Speaking on behalf of the 14 UK charities which make up the DEC, its chief executive Saleh Saeed said: ‘The generosity of the public is yet again surpassing all expectations.’
David Cameron also announced the Government is to give an extra £30 million in aid, bringing the total contribution to £50 million.
Speaking at a press conference in Sri Lanka ahead of the Commonwealth summit, the Prime Minister said the scale of the disaster was ‘becoming clearer every day’.
An RAF C-130 Hercules transport aircraft will also be sent over to help carry aid workers to areas that have so far been difficult to reach.
British Airways said the Boeing 747 freighter, which has a capacity for up to 120 tonnes of cargo, is scheduled to leave Stansted Airport in Essex early tomorrow.
Typhoon Haiyan - said to be the strongest-ever to make landfall - has made roads impassable and left airports out of action, severely hampering relief efforts.
Asif Ahmad, British ambassador to the Philippines, was at the airport to meet yesterday morning’s delivery.
He said: ‘The significance of this load is that it is heavy machinery: bulldozers, Land Rovers, machines that can actually push through the debris that is blocking aid now.
‘This is vital equipment because the Philippine military and others have not been able to bring this material here.’
A 12-strong team of British doctors, surgeons and paramedics are already in the country helping to treat survivors of the disaster.
Mr Cameron said: ‘A week after Typhoon Haiyan hit, the scale of the disaster is becoming clearer every day - over 3,600 dead, nearly 12 million affected.
‘I’m proud of the fact that the UK has taken the lead in international relief with rapid response of warships, aircraft and equipment.’
Royal Navy aircraft carrier HMS Illustrious is being sent to replace HMS Daring, which had just begun an exercise in the South China Sea when it was tasked to join the humanitarian relief effort.
The latest death toll given by Mr Cameron is an increase of more than 1,000 on estimates made by the country’s civil defence agency earlier this week.
But some officials estimate that the final toll, when the missing are declared dead and remote regions are reached, will be more than 10,000.
International Development Secretary Justine Greening said: ‘HMS Daring’s arrival is a major boost to DFID’s disaster experts and medical teams already deployed in the Philippines. This Royal Navy vessel will help us open a lifeline and allow us to help many more victims of the disaster.’
A DFID flight is also due to depart East Midlands Airport later today, loaded with more than 95 tonnes of aid including water and sanitation equipment along with vital supplies on behalf of Save the Children and Oxfam.

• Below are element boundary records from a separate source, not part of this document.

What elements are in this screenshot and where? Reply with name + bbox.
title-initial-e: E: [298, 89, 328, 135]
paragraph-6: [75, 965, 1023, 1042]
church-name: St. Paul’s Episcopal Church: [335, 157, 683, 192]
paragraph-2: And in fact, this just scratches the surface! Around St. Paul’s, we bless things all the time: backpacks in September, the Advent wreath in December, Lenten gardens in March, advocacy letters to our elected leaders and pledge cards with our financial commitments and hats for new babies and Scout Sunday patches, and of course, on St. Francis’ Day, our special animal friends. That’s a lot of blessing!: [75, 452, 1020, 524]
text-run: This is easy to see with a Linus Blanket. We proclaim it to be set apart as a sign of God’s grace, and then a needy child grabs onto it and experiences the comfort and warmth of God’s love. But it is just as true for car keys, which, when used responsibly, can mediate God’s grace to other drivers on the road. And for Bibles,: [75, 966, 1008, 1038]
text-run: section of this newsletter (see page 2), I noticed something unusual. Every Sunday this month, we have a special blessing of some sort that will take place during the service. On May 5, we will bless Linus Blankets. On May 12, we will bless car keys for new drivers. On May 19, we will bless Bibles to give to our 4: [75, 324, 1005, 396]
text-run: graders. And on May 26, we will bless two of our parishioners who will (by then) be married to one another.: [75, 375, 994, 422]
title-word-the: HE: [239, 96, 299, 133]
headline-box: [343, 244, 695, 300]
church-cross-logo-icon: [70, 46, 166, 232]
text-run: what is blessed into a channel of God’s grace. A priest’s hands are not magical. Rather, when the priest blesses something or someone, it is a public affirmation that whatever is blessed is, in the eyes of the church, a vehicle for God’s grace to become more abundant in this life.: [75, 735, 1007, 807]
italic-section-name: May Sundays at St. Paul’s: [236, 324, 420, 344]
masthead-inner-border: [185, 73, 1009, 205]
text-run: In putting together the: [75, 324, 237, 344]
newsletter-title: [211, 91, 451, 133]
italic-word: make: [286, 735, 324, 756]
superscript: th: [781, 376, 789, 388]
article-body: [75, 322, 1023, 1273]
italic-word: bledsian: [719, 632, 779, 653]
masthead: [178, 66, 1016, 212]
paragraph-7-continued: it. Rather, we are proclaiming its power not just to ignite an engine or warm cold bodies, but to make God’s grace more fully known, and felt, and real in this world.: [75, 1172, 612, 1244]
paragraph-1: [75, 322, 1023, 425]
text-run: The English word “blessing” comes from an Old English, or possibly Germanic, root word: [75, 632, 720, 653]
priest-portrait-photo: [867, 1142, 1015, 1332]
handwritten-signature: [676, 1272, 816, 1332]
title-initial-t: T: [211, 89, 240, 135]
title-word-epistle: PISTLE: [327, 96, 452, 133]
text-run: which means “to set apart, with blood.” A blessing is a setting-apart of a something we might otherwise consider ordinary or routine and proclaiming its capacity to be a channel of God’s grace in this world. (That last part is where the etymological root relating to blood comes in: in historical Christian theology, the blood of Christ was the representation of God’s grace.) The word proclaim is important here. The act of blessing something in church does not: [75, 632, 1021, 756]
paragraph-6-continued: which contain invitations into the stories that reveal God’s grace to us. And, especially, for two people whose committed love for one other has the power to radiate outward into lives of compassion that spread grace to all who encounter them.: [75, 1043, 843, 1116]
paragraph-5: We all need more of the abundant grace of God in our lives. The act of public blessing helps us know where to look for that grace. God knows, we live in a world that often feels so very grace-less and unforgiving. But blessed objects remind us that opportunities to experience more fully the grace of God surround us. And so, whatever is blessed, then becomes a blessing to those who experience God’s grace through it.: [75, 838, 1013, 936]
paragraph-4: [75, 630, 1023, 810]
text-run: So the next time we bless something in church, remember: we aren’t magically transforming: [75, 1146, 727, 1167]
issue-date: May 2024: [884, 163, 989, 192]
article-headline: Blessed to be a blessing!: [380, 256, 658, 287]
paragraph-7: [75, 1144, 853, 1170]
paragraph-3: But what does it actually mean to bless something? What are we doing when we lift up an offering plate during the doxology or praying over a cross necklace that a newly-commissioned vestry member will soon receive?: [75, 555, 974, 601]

‘More British help is on its way,’ Ms Greening added.
‘This latest flight will be full of medical supplies, water tankers and forklifts to get aid moving and help clear bottlenecks at the airports.
‘The British people have shown huge generosity over the past days and DFID is working with charities to make sure all their donations get to those who need it most.’
HMS Daring’s Lynx helicopter has spent three days surveying Panay and other islands near Cebu which have not yet been reached by humanitarian agencies.
The ship will now be used to load, transport and distribute 500 shelter kits onto previously-identified islands along with 10 tonnes of high-energy biscuits.
It will also use its own water filters to fill 1,900 water carriers with clean drinking water across the region.